First Korean to fly in Korea (1901–1930)

An Chang-nam (19 March 1901 – 2 April 1930) was the first Korean aviator to fly a plane within the Korean peninsula.

==Early life==
Born on 19 March 1901 and raised in Seoul, he is believed to have been inspired to learn to fly after having seen an aerobatics demonstration by American pilot Art Smith in 1916 or 1917. However, his beginnings was quite unorthodox: after stealing his stepmother's money, he ran away from home. Using the stolen money, he traveled to Japan at which he attended a driving school and graduated successfully.

==Career==
In 1920, he graduated from Japan's Okuri Aviation School in Susaki (present-day Kōtō, Tokyo). He passed his examinations to obtain a basic pilot's permit the following year.

An borrowed a single-engine plane from the Okuri Aviation School and on December 10, 1922, flew the plane over the Yeouido island. Though it was not the first public plane flight in Korea, roughly 50,000 people visited Yeouido island to watch the first Korean fly a plane in his motherland. The flight was relatively simple, with An simply circling over the crowd. Following the display, he additionally flew in Seoul and made flight to Incheon. However, due to bad weather, plans to fly to more cities was cancelled. On his homecoming flight, he landed at the same airport he took off in. Donga Ilbo, a major Korean newspaper at the time, sponsored An's flights and documented his aviations and achievements. He returned to Japan after his flights over Korea in late December of the same year.

In 1925, An was forced to evacuate to China after facing oppression in Japan.
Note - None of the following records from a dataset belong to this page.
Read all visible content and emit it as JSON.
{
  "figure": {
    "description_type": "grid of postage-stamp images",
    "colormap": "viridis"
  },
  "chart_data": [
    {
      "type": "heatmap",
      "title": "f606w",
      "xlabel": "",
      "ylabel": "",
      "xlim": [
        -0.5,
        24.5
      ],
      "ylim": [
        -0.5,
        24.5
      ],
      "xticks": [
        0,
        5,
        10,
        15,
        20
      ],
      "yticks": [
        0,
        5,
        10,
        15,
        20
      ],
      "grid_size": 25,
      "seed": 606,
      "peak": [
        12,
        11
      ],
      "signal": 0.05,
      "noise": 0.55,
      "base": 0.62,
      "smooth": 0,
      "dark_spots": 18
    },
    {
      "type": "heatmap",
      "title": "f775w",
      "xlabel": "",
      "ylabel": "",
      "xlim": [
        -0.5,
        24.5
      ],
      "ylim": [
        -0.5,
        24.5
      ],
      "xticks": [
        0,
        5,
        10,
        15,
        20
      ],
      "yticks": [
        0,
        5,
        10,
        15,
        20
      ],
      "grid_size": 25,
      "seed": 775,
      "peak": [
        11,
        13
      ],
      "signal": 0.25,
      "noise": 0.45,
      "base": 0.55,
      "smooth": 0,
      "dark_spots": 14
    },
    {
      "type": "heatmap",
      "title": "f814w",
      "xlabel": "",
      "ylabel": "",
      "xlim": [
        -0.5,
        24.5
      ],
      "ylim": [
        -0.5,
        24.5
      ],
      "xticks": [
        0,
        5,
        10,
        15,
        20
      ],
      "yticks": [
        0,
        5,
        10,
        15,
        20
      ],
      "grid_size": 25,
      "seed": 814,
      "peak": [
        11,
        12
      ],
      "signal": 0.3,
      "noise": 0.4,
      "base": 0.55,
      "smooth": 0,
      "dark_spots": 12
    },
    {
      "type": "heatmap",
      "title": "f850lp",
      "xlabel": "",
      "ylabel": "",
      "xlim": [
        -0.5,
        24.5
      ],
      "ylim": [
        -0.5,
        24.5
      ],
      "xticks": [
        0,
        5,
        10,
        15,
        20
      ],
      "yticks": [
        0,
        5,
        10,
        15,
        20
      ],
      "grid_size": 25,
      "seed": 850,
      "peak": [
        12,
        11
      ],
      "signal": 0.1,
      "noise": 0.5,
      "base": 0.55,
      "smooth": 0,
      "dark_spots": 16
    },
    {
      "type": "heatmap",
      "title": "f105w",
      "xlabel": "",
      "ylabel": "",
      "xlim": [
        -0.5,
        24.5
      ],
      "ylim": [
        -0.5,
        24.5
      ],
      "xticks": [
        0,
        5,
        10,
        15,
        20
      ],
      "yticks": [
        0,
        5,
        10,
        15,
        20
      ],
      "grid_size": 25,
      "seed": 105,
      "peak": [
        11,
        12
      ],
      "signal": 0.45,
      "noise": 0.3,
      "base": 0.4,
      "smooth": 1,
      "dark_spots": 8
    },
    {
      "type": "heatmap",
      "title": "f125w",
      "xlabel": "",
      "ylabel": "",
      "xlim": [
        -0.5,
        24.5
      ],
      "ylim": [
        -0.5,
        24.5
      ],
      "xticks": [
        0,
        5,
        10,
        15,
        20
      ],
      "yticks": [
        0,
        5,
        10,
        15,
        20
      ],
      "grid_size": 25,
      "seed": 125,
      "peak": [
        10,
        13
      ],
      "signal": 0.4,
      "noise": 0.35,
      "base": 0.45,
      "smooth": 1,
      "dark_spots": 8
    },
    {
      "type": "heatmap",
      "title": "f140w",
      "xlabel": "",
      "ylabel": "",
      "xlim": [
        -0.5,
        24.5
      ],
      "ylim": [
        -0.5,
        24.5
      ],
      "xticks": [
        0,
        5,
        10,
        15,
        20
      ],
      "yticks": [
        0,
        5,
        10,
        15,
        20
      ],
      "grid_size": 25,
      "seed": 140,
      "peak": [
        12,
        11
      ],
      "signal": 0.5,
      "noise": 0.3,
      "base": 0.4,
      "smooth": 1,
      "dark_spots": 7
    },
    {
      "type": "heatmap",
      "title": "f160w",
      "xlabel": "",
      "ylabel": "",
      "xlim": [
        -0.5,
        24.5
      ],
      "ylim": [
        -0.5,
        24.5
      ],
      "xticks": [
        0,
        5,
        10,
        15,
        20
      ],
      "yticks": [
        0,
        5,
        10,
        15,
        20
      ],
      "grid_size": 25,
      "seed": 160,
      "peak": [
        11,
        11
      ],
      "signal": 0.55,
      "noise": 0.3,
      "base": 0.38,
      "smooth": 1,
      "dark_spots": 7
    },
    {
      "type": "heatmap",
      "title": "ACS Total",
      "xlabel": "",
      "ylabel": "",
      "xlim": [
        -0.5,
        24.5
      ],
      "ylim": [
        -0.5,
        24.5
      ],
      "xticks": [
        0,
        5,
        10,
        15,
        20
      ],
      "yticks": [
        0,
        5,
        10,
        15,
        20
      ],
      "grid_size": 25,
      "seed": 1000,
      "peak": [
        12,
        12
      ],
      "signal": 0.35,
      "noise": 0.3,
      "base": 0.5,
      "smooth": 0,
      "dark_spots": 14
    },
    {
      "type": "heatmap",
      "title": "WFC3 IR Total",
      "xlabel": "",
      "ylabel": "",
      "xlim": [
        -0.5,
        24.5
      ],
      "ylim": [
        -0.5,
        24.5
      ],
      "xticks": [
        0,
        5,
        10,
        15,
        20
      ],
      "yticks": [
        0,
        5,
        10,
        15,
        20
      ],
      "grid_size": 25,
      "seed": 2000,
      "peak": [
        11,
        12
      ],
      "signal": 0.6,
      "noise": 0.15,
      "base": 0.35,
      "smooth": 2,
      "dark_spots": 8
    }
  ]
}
Tokyo earthquake of 1923 and the subsequent anti-Korean riots may have played a major factor in his decision. After few years of residing at China (in which Korean nationalism prospered), he began to advocate for Korean independence movement. Despite his newfound activities, An's involvement in aviation did not end here. He established a flying school in response to an offer from Chinese warlords. He died while on a flight that crashed in April 1930. Although the cause of the accident was not supported by evidence, some historians speculate that foul play by Japanese officials may have been involved.

He was posthumously awarded South Korea's Order of Merit for National Foundation in 2003.